We are leading new research to investigate the therapeutic potential of recombinant ADAMTS13 replacement therapy for TTP patients.^8,9

In January 2023 we announced the favourable safety and efficacy data for enzyme replacement therapy with recombinant ADAMTS13 from the first and only controlled Phase 3 trial in congenital TTP (cTTP).

The results of this study were presented in detail at the International Society on Thrombosis and Haemostasis (ISTH) 2023 Congress, further adding to the body of knowledge for cTTP and the potential role of ADAMTS13 replacement therapy in this ultra-rare blood clotting disorder.¹⁰

A potential treatment targeting ADAMTS13 deficiency could mark real and valuable progress for patients with TTP, and the wider hematology community.

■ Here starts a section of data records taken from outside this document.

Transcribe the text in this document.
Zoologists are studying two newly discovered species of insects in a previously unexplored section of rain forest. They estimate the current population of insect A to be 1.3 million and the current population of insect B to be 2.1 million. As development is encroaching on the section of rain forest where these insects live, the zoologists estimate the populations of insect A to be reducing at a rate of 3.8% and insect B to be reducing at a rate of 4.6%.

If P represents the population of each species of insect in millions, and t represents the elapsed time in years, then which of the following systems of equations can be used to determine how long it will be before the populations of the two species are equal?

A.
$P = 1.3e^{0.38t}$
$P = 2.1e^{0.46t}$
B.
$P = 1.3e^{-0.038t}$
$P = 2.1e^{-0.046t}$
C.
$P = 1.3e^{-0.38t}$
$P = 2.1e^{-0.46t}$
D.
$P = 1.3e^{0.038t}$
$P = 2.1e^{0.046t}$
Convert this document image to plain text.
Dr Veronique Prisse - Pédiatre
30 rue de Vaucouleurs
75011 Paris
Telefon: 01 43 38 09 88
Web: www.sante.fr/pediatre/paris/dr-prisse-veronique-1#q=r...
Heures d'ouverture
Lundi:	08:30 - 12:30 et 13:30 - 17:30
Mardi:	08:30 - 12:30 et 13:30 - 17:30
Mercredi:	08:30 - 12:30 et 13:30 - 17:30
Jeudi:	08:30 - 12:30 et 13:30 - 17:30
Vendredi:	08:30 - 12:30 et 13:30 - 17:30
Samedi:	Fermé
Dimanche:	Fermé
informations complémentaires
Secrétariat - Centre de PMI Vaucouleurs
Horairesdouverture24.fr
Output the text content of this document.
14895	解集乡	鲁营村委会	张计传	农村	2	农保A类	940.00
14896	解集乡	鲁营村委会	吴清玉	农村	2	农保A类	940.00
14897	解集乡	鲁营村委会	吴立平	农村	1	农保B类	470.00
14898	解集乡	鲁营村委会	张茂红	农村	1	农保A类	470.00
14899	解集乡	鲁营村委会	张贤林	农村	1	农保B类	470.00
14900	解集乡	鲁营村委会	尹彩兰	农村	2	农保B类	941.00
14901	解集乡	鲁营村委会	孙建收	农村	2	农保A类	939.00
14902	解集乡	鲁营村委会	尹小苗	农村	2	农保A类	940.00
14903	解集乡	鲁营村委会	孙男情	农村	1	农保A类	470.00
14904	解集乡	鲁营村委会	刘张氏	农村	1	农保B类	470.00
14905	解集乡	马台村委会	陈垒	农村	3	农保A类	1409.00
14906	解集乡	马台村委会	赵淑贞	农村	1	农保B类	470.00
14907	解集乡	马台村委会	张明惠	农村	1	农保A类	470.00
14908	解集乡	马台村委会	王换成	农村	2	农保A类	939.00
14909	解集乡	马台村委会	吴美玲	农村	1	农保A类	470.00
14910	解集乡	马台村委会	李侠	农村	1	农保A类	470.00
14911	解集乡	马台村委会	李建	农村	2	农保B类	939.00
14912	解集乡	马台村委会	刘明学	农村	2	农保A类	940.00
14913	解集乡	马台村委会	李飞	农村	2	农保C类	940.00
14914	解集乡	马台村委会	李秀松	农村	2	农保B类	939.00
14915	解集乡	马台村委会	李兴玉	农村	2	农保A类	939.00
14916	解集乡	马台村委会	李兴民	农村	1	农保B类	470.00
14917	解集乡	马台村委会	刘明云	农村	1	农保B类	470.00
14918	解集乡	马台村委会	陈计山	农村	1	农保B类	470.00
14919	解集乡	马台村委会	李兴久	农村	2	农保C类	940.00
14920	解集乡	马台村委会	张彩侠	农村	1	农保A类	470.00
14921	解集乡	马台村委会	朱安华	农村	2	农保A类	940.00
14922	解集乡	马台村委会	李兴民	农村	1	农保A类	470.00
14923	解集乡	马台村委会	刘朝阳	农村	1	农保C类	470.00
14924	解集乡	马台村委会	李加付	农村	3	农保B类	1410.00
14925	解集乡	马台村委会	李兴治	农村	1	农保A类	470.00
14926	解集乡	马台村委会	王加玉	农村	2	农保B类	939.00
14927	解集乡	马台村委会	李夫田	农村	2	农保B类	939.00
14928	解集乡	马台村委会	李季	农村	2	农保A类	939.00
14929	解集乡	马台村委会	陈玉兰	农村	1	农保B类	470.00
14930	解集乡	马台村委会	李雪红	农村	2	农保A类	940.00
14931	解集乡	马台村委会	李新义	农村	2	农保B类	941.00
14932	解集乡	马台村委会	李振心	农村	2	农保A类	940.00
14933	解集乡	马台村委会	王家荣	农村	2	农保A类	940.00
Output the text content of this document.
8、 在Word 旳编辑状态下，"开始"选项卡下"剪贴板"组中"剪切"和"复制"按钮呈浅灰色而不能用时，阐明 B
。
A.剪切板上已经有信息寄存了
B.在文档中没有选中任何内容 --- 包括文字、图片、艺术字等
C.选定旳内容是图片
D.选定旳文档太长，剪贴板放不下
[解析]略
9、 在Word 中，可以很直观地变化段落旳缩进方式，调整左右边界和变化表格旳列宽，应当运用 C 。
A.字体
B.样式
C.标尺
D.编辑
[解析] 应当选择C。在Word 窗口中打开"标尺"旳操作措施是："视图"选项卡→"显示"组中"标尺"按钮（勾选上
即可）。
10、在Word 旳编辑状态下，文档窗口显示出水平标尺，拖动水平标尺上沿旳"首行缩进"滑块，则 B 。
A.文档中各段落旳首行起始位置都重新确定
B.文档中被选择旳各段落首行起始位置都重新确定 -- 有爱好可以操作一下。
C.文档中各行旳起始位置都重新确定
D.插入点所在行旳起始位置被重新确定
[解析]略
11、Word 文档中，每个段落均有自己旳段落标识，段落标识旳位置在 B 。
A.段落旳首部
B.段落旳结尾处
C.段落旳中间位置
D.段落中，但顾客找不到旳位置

Access to new and improved treatments is not the only factor we must address to improve outcomes for patients with TTP. It has been 20 years since the role of ADAMTS13 deficiency in TTP was first discovered, yet the hematology community remains in need of wider and easier access to ADAMTS13 diagnostic testing.⁴ Timely and accurate diagnosis is critical in acute TTP to facilitate appropriate management and treatment initiation. Wider consensus on adequate levels of ADAMTS13 may also assist diagnosis in acute and long-term management of the condition.

We are firmly focused on furthering understanding the balance between ADAMTS13 and VWF in clotting-related disorders, to explore the full therapeutic potential of recombinant ADAMTS13 replacement therapy. Through our ongoing clinical development program, we are hopeful that we will make real headway on reducing the burden and mortality caused by these diseases.